User Provisioning via Entra ID is only available to customers on our All-In package. Reach out to your Customer Success Manager at AlexisHR to get more details and access to this functionality.
With connection to Entra ID (also known as Azure AD) you are able to have user provisioning towards Entra ID with Alexis HR as the master. Below you have information of how to configure the connection and what fields are updated and an example of how the user flow is.
Configuration
The integration is configured from Settings → Integrations → Microsoft Entra ID (Azure AD)
Click "Integrate"
You will now need to log in to Microsoft with valid credentials.

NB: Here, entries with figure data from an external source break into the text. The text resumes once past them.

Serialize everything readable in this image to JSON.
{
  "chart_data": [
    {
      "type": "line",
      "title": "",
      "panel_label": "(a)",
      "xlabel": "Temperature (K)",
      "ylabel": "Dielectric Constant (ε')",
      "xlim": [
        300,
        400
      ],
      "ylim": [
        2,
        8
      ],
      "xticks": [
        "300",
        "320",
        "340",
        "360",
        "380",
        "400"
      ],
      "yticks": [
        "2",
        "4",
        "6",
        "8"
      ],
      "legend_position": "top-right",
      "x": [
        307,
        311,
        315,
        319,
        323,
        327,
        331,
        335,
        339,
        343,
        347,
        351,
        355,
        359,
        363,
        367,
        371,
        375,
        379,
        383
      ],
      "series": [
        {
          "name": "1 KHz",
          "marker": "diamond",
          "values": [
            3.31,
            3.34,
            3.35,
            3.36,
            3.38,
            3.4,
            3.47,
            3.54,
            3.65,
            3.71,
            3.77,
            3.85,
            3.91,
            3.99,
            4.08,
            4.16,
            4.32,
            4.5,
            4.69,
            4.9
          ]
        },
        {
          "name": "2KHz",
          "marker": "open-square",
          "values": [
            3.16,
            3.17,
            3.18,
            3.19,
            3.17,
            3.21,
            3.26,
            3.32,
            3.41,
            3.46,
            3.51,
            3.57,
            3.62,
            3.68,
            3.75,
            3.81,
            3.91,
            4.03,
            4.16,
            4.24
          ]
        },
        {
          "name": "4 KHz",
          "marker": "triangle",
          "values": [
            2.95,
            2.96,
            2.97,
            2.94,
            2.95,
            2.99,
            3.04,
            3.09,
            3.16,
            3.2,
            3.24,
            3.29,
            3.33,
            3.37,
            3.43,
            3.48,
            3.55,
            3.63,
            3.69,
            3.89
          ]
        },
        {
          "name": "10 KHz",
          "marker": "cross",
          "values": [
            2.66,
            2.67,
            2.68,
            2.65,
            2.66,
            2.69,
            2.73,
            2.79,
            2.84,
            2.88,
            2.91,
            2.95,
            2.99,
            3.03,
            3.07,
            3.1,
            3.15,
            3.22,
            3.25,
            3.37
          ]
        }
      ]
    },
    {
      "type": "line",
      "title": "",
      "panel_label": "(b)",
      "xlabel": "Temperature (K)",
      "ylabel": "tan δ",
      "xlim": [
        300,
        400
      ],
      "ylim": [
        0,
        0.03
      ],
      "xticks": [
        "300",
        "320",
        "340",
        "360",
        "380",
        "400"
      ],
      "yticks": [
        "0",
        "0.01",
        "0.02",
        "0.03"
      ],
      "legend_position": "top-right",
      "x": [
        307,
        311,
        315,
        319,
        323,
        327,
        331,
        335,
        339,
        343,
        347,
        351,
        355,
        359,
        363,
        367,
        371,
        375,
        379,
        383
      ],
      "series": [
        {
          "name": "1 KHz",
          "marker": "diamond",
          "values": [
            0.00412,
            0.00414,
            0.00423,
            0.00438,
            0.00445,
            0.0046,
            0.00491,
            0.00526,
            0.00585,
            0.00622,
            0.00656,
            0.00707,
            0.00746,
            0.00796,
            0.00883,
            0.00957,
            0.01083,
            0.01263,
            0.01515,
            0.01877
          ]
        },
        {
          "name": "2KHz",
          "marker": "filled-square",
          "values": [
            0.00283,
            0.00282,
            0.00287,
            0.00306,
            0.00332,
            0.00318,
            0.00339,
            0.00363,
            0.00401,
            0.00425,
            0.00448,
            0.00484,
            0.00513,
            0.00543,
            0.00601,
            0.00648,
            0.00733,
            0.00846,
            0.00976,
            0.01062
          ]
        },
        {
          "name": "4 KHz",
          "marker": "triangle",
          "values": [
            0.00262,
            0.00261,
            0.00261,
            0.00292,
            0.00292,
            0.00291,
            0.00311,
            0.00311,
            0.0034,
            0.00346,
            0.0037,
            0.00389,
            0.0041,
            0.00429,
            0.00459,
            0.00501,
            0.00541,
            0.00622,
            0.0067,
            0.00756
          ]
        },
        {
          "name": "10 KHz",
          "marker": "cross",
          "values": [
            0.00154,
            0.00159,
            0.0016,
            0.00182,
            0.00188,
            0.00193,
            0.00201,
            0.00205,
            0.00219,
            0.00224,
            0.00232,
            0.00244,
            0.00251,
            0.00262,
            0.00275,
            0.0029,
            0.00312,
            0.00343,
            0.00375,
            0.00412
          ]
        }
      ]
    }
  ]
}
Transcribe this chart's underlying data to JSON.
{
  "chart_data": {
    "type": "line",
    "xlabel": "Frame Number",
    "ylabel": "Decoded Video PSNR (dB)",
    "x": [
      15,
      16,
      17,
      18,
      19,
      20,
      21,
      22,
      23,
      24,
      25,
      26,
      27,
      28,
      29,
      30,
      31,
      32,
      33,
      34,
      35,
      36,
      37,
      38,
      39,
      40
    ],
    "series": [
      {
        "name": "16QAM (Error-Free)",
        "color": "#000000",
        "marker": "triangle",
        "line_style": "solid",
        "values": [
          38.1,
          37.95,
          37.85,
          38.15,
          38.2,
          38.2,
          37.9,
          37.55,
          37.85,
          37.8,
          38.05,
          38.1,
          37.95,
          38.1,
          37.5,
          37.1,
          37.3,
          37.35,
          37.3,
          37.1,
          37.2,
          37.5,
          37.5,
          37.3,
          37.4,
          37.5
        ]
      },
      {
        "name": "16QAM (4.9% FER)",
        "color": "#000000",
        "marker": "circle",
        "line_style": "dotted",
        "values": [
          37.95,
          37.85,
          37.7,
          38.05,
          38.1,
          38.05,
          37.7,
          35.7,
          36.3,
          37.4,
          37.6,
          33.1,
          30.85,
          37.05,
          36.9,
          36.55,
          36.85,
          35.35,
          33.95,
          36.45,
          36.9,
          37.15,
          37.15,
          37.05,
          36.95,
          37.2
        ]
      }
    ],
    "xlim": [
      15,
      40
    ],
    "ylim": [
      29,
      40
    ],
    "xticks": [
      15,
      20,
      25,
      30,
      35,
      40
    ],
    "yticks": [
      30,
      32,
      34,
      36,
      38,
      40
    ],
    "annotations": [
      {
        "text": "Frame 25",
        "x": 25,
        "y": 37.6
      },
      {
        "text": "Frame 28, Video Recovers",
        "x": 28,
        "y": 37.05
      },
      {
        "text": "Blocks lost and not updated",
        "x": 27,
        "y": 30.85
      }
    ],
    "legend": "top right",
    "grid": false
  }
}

You will need to give access to the "AlexisHR Integration" app to do the following:
Sign in and read user profile
Read and write all users´ lifecycle information
Read and write all users' full profiles
Read all users' full profiles
You should then be presented with the following picture
Microsoft Entra ID (Azure AD) - Connected
(if it for some reason would show disconnected, please try and refresh the page to retry the connection)
If you want to remove the connection from Alexis HR then click "Remove integration"
How the integration works with Alexis HR
If you are connected to Entra ID:
Any change in a user or employee data will update the user’s data in Entra ID if the employee’s work email belongs to the given tenant.
For example if the user’s work email is [email protected], it will update the user in Entra ID, because the domain is yourdomain.com.
The following fields are mandatory and need to exist on the user in Alexis in order to be able to create a user in Entra ID. Work email, First name, Last name
What data fields we update or create
We update the following fields in Entra ID when they are updated/changed in Alexis HR given the above requirements are met.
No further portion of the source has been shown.